By Robert D. Thomas
Music Critic
Pasadena Star-News/San Gabriel Valley Tribune/Whittier Daily News
For choral singers and choral music fans, few — if any — people have been more significant in the past quarter-century than Morten Lauridsen. Angeles Chorale will pay tribute to the Los Angeles-based composer Sunday evening at 5 p.m. with a reception, dinner and concert at Town and Gown on the campus of the University of Southern California.
Members of the Pasadena-based Chorale will sing Lauridsen’s music and there will be a screening of the first two chapters of Shining Night, a documentary by Michael Stillwater released earlier this year about the man who received the National Medal of the Arts in 2007 “for his composition of radiant choral works combining musical beauty, power and spiritual depth that have thrilled audiences worldwide." KUSC’s Kimberlea Daggy will emcee the event.
The location is appropriate because Lauridsen, now age 69, is a USC graduate and for more than 30 years has been on the faculty of the USC Thornton School of Music, where he chaired the composition department from 1990-2002 and is now Distinguished Professor of Composition.
Lauridsen was born in Washington and raised in Portland, Ore. After attending Whitworth College for two years, he came to USC in 1963 (his classmates included Michael Tilson Thomas, now music director of the San Francisco Symphony).
Although Lauridsen grew up loving the music of Jerome Kern, Richard Rodgers, Cole Porter and George Gershwin, he didn’t begin composing until he came to USC. “I came down here with a clean slate,” he recalls. “I had never written a note of music but Halsey Stevens let me in to a class by saying, ‘Let’s try it for a semester and see what you can do.’ He gave me a great opportunity and I ran with it.” Lauridsen later repaid that favor by editing several of Stevens’ pieces when Stevens, by then stricken with Parkinson’s Disease, was too ill to finish the works.
Among Lauridsen’s first jobs was teaching theory to the master classes of violinist Jascha Heifetz. He sang in the USC Concert Choir under James Vail, who took his first piece, Psalm 150, on tour with Lauridsen conducting it. After Lauridsen finished his Master’s degree, he stayed on to teach. “At one time, I was the youngest faculty member,” he says with a chuckle. “Now I’m among the oldest.”
However, for most singers it’s the music that they remember whenever the name “Morten Lauridsen” is mentioned. His output includes seven song cycles, the motet O Magnum Mysterium and, in particular, Lux Aeterna, which Lauridsen wrote when he was composer-in-residence for the Los Angeles Master Chorale (a position he held from 1994-2001). Noted local musicologist and conductor Nick Strimple calls Lauridsen "the only American composer in history who can be called a mystic.”
Poetry plays a huge part in Lauridsen’s life. He begins every class at USC with a poem and many of his works are based on texts of poets including James Agee, Rainer Maria Rilke, Robert Graves and Federico Garcia Lorca.
One work not based on poetry was Lux Aeterna, which was premiered 15 years ago tomorrow. The Requiem-like piece touched a wellspring in listeners throughout the world from the time it appeared and its popularity hasn’t diminished.

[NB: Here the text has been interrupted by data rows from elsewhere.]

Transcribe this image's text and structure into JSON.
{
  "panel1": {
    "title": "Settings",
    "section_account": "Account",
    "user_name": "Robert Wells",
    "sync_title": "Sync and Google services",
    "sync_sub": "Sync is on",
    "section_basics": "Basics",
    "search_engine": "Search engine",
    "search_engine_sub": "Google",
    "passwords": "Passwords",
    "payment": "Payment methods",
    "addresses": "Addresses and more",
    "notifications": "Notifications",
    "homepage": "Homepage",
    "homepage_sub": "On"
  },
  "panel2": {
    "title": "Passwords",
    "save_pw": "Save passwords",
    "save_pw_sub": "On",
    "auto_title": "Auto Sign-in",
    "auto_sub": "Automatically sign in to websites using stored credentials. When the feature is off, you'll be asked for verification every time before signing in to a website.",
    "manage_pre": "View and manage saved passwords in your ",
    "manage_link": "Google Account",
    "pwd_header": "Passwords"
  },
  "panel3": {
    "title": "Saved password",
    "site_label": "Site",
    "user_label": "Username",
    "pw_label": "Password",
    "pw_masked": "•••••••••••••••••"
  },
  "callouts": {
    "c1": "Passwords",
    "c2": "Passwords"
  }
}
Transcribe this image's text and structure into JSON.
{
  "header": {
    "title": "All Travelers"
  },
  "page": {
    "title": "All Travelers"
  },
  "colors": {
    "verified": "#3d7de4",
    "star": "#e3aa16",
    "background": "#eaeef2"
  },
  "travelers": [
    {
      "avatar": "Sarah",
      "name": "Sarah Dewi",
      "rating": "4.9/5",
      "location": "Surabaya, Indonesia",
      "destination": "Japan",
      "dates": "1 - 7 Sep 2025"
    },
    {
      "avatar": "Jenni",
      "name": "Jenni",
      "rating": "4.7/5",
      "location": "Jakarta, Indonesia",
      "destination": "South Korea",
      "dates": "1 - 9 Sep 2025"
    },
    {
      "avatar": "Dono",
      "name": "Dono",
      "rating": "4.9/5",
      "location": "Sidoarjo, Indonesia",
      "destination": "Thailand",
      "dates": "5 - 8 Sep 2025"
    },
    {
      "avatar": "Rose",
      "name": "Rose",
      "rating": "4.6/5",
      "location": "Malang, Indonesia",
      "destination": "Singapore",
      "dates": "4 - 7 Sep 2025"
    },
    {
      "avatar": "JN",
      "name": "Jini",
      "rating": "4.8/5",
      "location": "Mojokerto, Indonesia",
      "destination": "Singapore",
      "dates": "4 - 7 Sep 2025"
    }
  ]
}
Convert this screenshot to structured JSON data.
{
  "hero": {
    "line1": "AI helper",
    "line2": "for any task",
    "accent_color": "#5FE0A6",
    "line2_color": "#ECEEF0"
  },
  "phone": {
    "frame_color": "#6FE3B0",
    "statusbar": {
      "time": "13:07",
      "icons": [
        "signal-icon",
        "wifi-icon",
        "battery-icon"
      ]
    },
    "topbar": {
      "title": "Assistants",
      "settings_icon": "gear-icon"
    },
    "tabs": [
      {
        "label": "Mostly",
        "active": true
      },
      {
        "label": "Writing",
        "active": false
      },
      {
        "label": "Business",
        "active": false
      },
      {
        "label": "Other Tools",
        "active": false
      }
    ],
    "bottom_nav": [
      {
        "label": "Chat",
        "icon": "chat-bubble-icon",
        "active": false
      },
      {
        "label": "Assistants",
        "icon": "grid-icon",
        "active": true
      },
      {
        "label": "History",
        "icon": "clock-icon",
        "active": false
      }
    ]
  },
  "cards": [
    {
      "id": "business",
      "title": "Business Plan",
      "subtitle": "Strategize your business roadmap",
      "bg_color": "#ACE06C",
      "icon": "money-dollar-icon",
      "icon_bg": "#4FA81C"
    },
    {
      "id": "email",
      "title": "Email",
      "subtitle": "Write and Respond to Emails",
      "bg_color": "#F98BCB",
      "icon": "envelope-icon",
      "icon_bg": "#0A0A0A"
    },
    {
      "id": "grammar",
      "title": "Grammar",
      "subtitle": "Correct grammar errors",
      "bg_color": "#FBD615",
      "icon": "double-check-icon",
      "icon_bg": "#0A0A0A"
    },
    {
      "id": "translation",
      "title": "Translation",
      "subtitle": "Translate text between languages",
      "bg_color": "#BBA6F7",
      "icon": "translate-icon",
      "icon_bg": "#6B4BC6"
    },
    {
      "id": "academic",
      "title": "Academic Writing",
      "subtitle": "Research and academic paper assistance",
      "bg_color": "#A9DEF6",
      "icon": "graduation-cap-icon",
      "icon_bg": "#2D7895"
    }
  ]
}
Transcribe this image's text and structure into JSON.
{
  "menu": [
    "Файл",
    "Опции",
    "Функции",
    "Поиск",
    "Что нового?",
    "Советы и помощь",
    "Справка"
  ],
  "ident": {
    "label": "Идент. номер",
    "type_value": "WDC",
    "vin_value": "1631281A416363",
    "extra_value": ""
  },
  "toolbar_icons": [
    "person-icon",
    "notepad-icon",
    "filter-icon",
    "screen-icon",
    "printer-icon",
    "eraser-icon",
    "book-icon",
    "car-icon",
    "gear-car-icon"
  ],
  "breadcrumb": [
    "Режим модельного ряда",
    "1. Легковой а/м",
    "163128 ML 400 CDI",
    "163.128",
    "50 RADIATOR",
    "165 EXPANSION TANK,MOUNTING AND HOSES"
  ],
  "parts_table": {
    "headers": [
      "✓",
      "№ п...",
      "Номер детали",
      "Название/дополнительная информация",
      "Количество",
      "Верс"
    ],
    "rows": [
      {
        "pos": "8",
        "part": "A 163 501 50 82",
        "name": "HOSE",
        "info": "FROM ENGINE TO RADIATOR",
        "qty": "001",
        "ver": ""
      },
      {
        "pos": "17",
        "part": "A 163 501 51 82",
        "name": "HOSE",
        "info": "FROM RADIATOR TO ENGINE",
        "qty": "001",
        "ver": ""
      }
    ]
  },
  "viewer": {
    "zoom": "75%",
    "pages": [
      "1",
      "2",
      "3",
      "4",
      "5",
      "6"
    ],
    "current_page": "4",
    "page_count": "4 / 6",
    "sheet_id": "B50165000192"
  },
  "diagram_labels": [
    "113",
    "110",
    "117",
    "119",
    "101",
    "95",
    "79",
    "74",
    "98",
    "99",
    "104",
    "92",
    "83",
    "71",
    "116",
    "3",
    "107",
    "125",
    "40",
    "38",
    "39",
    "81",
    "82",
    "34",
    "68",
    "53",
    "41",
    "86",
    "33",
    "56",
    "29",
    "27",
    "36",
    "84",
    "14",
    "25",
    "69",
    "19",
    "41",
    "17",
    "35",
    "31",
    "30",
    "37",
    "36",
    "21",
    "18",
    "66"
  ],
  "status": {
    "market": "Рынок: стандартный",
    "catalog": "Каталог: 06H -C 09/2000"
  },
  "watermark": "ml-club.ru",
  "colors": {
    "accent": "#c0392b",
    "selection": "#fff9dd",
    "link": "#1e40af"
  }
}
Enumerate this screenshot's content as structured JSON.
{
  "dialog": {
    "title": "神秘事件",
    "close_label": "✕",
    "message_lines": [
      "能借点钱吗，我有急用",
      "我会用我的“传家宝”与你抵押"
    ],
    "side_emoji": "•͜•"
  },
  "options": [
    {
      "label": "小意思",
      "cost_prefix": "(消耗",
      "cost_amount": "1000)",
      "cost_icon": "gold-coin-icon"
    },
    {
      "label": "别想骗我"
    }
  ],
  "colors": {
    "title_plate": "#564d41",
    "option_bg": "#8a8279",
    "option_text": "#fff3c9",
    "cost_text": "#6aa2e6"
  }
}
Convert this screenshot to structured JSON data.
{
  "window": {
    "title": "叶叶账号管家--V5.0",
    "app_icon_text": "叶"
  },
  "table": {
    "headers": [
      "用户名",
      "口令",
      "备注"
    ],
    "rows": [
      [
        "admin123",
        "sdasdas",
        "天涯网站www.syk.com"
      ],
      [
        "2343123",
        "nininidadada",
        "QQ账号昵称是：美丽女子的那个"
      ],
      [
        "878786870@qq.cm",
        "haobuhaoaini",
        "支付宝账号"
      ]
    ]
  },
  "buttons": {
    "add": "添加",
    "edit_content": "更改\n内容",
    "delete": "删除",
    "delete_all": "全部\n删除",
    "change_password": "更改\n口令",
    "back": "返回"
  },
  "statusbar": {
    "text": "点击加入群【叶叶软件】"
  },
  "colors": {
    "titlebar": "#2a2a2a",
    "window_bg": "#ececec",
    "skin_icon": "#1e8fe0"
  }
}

“This is a very personal piece,” says Lauridsen, “and there were two strong impulses to my writing the work. My mother was on her deathbed at the time, and I was writing the piece as a meditation on light triumphing over darkness. That’s why I wrote an ‘alleluia’ at the end. This isn’t a dark piece. It’s a celebration.”
The second reason was the commission from the Los Angeles Master Chorale. “I wrote Lux Aeterna specifically for Paul Salamunovich and the Los Angeles Master Chorale,” relates Lauridsen. The work’s ancient lyrics and Gregorian chant-inspired music were a perfect fit for Salamunovich (an internationally recognized authority on Gregorian chant) and the Master Chorale. “I told Paul, ‘You’re in every note of that piece of music,’“ remembers Lauridsen. “I had in my mind, especially, the Chorale’s marvelous alto section and the wonderful sound that Paul got from his men.”
From its premiere, the work has remained extraordinarily popular throughout the world. “I gave Paul a pitch right down the middle,” says Lauridsen with a chuckle, “and he belted it out of the park.”
The entire piece and one section in particular, O Nata Lux, have sold millions of copies. “My publisher told me that there were about three dozen sets orchestral parts of Lux Aeterna being used throughout the world during Holy Week this year,” says Lauridsen, and that doesn’t count the number of performances being sung with organ accompaniment. Lauridsen wrote the piece with both accompaniments to broaden its accessibility.
Thousands of people have written Lauridsen to tell him how much the music has touched their hearts, either through performances or via the two CDs that have been made. Many of those letters came after the 9-11 bombings.
That popularity will continue, believes Dana Gioia, who headed the National Endowment for the Arts when Lauridsen received his National Medal of the Arts. “He is one of the few composers,” says Gioia, “who I have conviction will be performed a hundred, two hundred years from now.”